China’s exports in May experienced their highest growth rate in over a year, despite ongoing trade tensions. According to customs data released on Friday, exports surged 7.6% year-on-year to $302.35 billion, marking the fastest pace since April 2023. However, imports only increased by 1.8% to $219.73 billion, falling short of the anticipated 4% growth.

The notable rise in exports is partly attributed to a lower base from the previous year, when exports had decreased by 7.5%. In comparison, April saw a 1.5% growth in exports and an 8.4% rise in imports year-on-year. This robust export performance widened China’s trade surplus to $82.62 billion from April’s $72.35 billion.

This export growth comes amid heightened trade tensions with the U.S. and Europe, with the U.S. increasing tariffs on Chinese-made electric vehicles and Europe considering similar actions. Zichun Huang of Capital Economics noted that foreign tariffs might not immediately threaten exports; they could potentially boost them as firms expedite shipments to avoid duties. Huang also mentioned that a weaker real effective exchange rate would support exports.

Import volumes remained relatively stable last month, but they are expected to increase soon due to increased government spending on the import-intensive construction sector.

The Association of Southeast Asian Nations (ASEAN) remains the largest market for Chinese products, with exports to ASEAN countries growing 9.7% year-on-year to $50.83 billion from January to May. Exports to the U.S. saw a slight increase of 0.2% in the same period, while exports to the European Union fell by 3.9%.

The fastest-growing export categories included steel, automobiles, home appliances, and ships, with automobiles experiencing the highest growth rate. China exported 569,000 cars in the first five months of the year, a 26.8% increase compared to the previous year.

China faces allegations from the U.S. and the European Union of overproducing and flooding markets with inexpensive electric vehicles, prompting both to consider imposing tariffs. China is also concerned that such duties could further reduce exports amid weakening domestic demand.

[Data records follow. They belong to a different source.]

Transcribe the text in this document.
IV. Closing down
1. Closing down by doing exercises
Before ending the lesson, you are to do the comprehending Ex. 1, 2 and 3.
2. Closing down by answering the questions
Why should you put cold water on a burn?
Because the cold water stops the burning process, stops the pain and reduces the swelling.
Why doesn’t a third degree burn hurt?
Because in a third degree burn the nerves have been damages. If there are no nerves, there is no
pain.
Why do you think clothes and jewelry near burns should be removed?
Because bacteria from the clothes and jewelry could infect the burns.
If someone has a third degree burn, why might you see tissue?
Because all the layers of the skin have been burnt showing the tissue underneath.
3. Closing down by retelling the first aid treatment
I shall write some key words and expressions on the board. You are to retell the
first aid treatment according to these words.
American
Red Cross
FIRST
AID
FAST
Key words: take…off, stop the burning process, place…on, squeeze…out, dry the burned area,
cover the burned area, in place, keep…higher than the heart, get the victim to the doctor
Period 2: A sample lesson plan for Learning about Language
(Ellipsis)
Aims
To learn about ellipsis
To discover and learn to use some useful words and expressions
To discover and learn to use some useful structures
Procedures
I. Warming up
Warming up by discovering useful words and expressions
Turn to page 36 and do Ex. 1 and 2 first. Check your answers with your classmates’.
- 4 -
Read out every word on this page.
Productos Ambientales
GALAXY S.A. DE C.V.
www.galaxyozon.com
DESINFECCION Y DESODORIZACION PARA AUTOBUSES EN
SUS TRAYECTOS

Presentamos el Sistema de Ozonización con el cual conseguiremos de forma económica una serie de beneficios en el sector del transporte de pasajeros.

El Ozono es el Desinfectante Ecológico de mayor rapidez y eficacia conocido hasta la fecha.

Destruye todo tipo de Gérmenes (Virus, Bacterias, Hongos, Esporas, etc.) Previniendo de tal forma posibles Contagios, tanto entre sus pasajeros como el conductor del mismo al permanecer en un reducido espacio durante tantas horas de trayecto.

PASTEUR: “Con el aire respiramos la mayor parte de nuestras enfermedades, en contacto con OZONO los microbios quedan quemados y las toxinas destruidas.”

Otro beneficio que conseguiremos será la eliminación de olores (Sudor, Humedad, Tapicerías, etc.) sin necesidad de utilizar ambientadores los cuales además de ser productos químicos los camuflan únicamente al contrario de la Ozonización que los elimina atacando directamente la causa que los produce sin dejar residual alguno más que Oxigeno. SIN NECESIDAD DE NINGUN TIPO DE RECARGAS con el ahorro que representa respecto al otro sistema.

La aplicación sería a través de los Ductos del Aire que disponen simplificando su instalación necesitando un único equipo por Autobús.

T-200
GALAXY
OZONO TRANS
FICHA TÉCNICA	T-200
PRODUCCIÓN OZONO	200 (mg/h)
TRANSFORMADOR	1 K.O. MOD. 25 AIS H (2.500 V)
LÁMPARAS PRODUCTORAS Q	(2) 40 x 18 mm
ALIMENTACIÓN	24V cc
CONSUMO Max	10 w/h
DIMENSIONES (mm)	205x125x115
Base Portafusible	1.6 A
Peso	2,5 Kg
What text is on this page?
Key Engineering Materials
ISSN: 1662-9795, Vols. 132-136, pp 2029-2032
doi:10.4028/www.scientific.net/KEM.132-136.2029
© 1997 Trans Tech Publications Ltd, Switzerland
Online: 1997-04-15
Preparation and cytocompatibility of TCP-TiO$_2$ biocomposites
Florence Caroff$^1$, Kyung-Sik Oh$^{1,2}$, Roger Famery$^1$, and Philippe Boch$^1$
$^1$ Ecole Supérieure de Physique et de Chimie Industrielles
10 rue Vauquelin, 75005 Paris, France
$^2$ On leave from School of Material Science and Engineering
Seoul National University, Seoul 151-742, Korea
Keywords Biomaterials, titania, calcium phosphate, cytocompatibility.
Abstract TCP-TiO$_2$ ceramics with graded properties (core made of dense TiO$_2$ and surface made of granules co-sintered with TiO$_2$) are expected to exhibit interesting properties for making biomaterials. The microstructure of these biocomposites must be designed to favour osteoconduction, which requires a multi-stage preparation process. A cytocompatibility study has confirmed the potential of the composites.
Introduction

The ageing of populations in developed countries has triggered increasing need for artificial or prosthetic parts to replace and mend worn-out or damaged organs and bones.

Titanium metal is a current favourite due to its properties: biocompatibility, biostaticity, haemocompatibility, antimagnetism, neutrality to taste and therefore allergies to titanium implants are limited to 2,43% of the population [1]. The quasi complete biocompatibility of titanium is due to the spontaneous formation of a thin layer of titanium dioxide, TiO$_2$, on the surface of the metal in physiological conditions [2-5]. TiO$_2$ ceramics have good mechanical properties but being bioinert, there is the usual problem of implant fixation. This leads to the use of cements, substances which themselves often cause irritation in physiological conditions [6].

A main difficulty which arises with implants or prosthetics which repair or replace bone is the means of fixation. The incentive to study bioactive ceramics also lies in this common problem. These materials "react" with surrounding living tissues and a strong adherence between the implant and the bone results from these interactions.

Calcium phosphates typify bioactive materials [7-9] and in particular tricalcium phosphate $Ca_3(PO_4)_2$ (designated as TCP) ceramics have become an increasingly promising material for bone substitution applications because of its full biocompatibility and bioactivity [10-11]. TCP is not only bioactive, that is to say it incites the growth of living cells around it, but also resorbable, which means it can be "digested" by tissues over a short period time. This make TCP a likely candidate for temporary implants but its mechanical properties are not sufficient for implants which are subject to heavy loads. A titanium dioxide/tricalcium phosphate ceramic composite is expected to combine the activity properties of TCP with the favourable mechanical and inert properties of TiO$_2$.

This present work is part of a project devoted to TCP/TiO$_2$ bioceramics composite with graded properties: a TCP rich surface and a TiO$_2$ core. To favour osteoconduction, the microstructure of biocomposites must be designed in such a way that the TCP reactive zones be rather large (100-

Lynn Song of ING Economics warned that aggressive tariffs on strategic exports and automobiles could lead to retaliation and increased trade tensions. Song expressed caution about the trade outlook for the second half of the year, predicting a decline in trade’s contribution to economic growth.

Factory activity in China slowed more than expected in May, with the manufacturing purchasing managers index dropping to 49.5 from 50.4 in April, indicating contraction.

China is striving to recover from the COVID-19 pandemic but faces challenges due to weaker global demand and a slump in its property sector. The country has set an economic growth target of around 5% for this year, which economists believe will require additional policy support.